Mr. Remes finds the contention that Saleh strangled himself “unbelievable,” pointing to constant monitoring and the presence of cameras in the Behavioral Health Unit. Mr. Hilah also doubts that Saleh committed suicide, stating he knew Saleh well.
“We are political hostages and the state officials should understand that they must pay whatever costs to save us,” al Hilah urged during his recent call. He expressed surprise that the Yemeni government requested funds from the US to facilitate the transfer. “If the matter is all about money,” al Hilah said, “the officials should be ashamed and they could collect it from the Yemeni business personalities, but if it is due to some interests that damage Yemen, we sacrifice our lives to first our religion and then our homeland”.
Al Hilah was a high ranking intelligence agent in Yemen’s Political Security Organization beginning in the 1990’s.

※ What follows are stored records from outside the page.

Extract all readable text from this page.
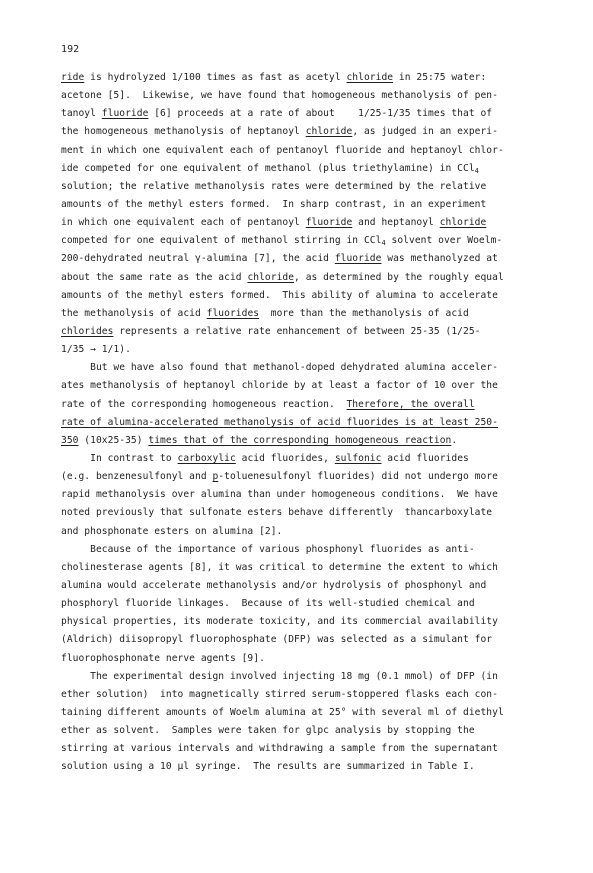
192
ride is hydrolyzed 1/100 times as fast as acetyl chloride in 25:75 water:
acetone [5].  Likewise, we have found that homogeneous methanolysis of pen-
tanoyl fluoride [6] proceeds at a rate of about    1/25-1/35 times that of
the homogeneous methanolysis of heptanoyl chloride, as judged in an experi-
ment in which one equivalent each of pentanoyl fluoride and heptanoyl chlor-
ide competed for one equivalent of methanol (plus triethylamine) in CCl$_4$
solution; the relative methanolysis rates were determined by the relative
amounts of the methyl esters formed.  In sharp contrast, in an experiment
in which one equivalent each of pentanoyl fluoride and heptanoyl chloride
competed for one equivalent of methanol stirring in CCl$_4$ solvent over Woelm-
200-dehydrated neutral γ-alumina [7], the acid fluoride was methanolyzed at
about the same rate as the acid chloride, as determined by the roughly equal
amounts of the methyl esters formed.  This ability of alumina to accelerate
the methanolysis of acid fluorides  more than the methanolysis of acid
chlorides represents a relative rate enhancement of between 25-35 (1/25-
1/35 → 1/1).
But we have also found that methanol-doped dehydrated alumina acceler-
ates methanolysis of heptanoyl chloride by at least a factor of 10 over the
rate of the corresponding homogeneous reaction.  Therefore, the overall
rate of alumina-accelerated methanolysis of acid fluorides is at least 250-
350 (10x25-35) times that of the corresponding homogeneous reaction.
In contrast to carboxylic acid fluorides, sulfonic acid fluorides
(e.g. benzenesulfonyl and p-toluenesulfonyl fluorides) did not undergo more
rapid methanolysis over alumina than under homogeneous conditions.  We have
noted previously that sulfonate esters behave differently  thancarboxylate
and phosphonate esters on alumina [2].
Because of the importance of various phosphonyl fluorides as anti-
cholinesterase agents [8], it was critical to determine the extent to which
alumina would accelerate methanolysis and/or hydrolysis of phosphonyl and
phosphoryl fluoride linkages.  Because of its well-studied chemical and
physical properties, its moderate toxicity, and its commercial availability
(Aldrich) diisopropyl fluorophosphate (DFP) was selected as a simulant for
fluorophosphonate nerve agents [9].
The experimental design involved injecting 18 mg (0.1 mmol) of DFP (in
ether solution)  into magnetically stirred serum-stoppered flasks each con-
taining different amounts of Woelm alumina at 25° with several ml of diethyl
ether as solvent.  Samples were taken for glpc analysis by stopping the
stirring at various intervals and withdrawing a sample from the supernatant
solution using a 10 µl syringe.  The results are summarized in Table I.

Apprehended on a business trip in Cairo, Egyptian authorities claim that they handed al Hilah to the US authorities immediately after his capture in 2002. He spent 16 months in US custody in Afghanistan and was transferred to Guantanamo Bay in 2004.
According to his 2006 Administrative Review Board Hearing, al Hilah admitted coordinating the transfer of extremists from Yemen to Afghanistan and Pakistan, under the cover of deportation, for training with al Qaeda. Other extremists were sent by al Hilah from Yemen to Europe according to a foreign government service. The US also alleges that conversations recorded by Italian police in 2000 indicate al Hilal had prior knowledge of the September 11, 2001 terror attacks on the United States. On the tape, al Hilah discusses an impending “terrifying” attack that will involve airplanes, “leave them stunned” and “be reported in all the world’s papers.”
At his Combat Status Review Tribunal, Al Hilah denied that he was a terror facilitator or had provided passports for al Qaeda or Egyptian Islamic Jihad, and he stated he had no foreknowledge of the 9/11 attacks. He said he had nothing but loathing for terrorism as a whole.
Regarding his client and the other Yemenis at Guantanamo Bay, attorney Remes says, “We’re talking about fewer than 100 men. It can’t be that hard to arrange for their return.” Concerned about lax security conditions in Yemen, the US raised the possibility of sending the Yemeni detainees to Saudi Arabia for rehabilitation, an idea widely decried within Yemen and by President Ali Abdullah Saleh. US allies have largely rejected US requests to take some Yemeni detainees. Some estimates of the cost of developing a modern rehabilitation program in Yemen range over USD 100 million.